Cabbage market at the crossroads - ciorba and recipes

Try the ciorba, a sweet-sour cabbage soup. Go to mcgees.com/kitchen/recipes/soupsand/ss109801. Cabbage in many things.
And stuffed cabbage. bitsyskitchen.com/romanian1. This includes Vegeta, a seasoned salt with bits of dried veg, also part of Western Balkans (Bosnia, Croatia) cooking, and available in our markets in the international foods sections. I use it now almost daily - even in eggs. There is msg in it, though.

Lost. Fog coming. Suddenly lifted and we were in the middle of a large cabbage line of trucks, extending all four ways at a crossroads on the way to Targoviste. Much bartering, selling, moving about as it got dark. Trucks piled high.

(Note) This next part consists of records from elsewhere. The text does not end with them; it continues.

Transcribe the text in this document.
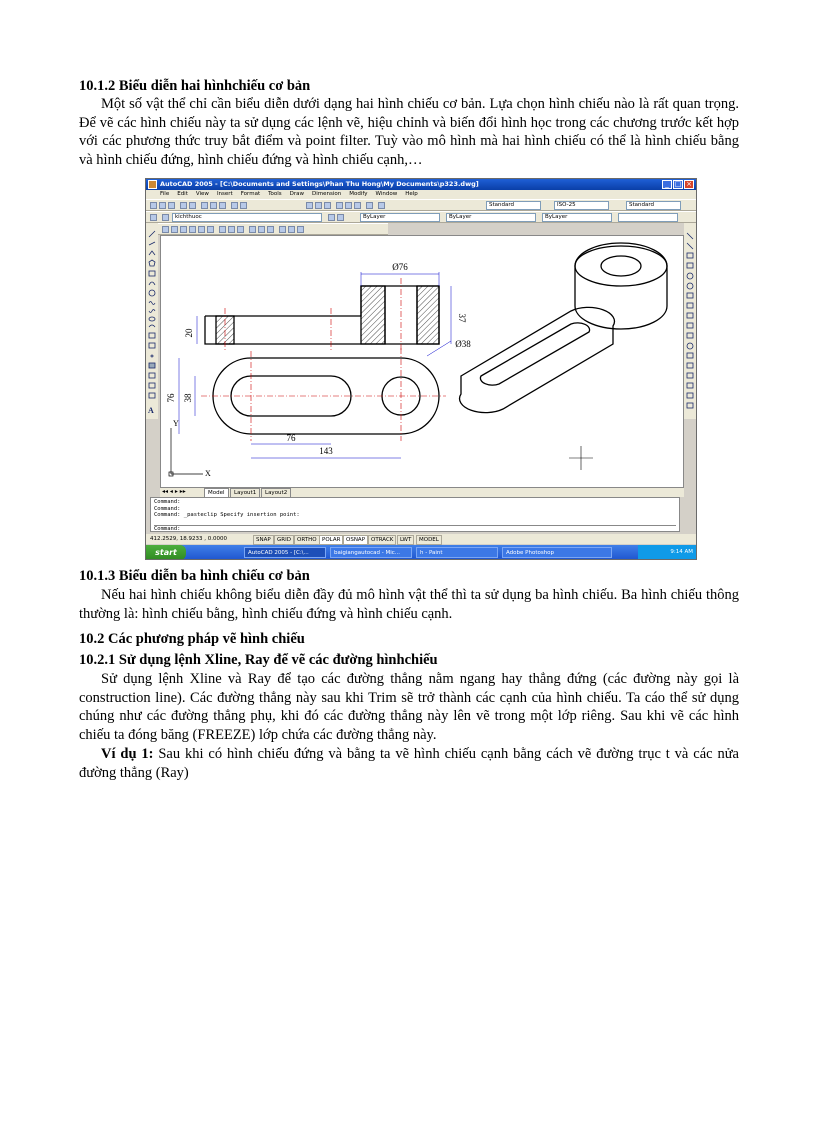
10.1.2 Biểu diễn hai hìnhchiếu cơ bản

Một số vật thể chỉ cần biểu diễn dưới dạng hai hình chiếu cơ bản. Lựa chọn hình chiếu nào là rất quan trọng. Để vẽ các hình chiếu này ta sử dụng các lệnh vẽ, hiệu chỉnh và biến đổi hình học trong các chương trước kết hợp với các phương thức truy bắt điểm và point filter. Tuỳ vào mô hình mà hai hình chiếu có thể là hình chiếu bằng và hình chiếu đứng, hình chiếu đứng và hình chiếu cạnh,…

AutoCAD 2005 - [C:\Documents and Settings\Phan Thu Hong\My Documents\p323.dwg]	_ □ ×
File Edit View Insert Format Tools Draw Dimension Modify Window Help
Standard	ISO-25	Standard
kichthuoc	ByLayer	ByLayer	ByLayer
A
Ø76
37
20
Ø38
76 38
76
143
Y
X
◂◂ ◂ ▸ ▸▸	Model	Layout1	Layout2
Command:
Command:
Command: _pasteclip Specify insertion point:
Command:
412.2529, 18.9233 , 0.0000	SNAP	GRID	ORTHO POLAR	OSNAP	OTRACK	LWT	MODEL
start	AutoCAD 2005 - [C:\...	baigiangautocad - Mic...	h - Paint	Adobe Photoshop	9:14 AM
10.1.3 Biểu diễn ba hình chiếu cơ bản

Nếu hai hình chiếu không biểu diễn đầy đủ mô hình vật thể thì ta sử dụng ba hình chiếu. Ba hình chiếu thông thường là: hình chiếu bằng, hình chiếu đứng và hình chiếu cạnh.

10.2 Các phương pháp vẽ hình chiếu
10.2.1 Sử dụng lệnh Xline, Ray để vẽ các đường hìnhchiếu

Sử dụng lệnh Xline và Ray để tạo các đường thẳng nằm ngang hay thẳng đứng (các đường này gọi là construction line). Các đường thẳng này sau khi Trim sẽ trở thành các cạnh của hình chiếu. Ta cáo thể sử dụng chúng như các đường thẳng phụ, khi đó các đường thẳng này lên vẽ trong một lớp riêng. Sau khi vẽ các hình chiếu ta đóng băng (FREEZE) lớp chứa các đường thẳng này.

Ví dụ 1: Sau khi có hình chiếu đứng và bằng ta vẽ hình chiếu cạnh bằng cách vẽ đường trục t và các nửa đường thẳng (Ray)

One to wash, one to wear, one for spare: plus:

Ladies: lightweight, fast-dry; basically one to wash, one to wear, and one for spare.
One lightweight duffel-backpack, with extra nylon empty duffel inside.
Two synthetic long pants, black, tan; and belt.
One pair black jeans.
One black wind-rain top with hood.
One fleece jacket.
Two synthetic turtlenecks, black and gray.
Two cashmere pullovers, black and gray.
Two short sleeve synthetic T's, red and black.
One pair hiking boots.
One pair black nubuck pull-ons, like clogs with heel-backs.
One light black flats - double as slippers, eating out
One camel skirt, long-ish, in case Orthodox monasteries required (needed in Greece, but not in Romania after all).
One wool watch cap.
One pair gloves.
Three pairs socks; one pair knee-hose.
Three pairs underwear, tops and bots.
One lightweight robe, for trekking to bath, and one nightgown. Minimal jams and jellies.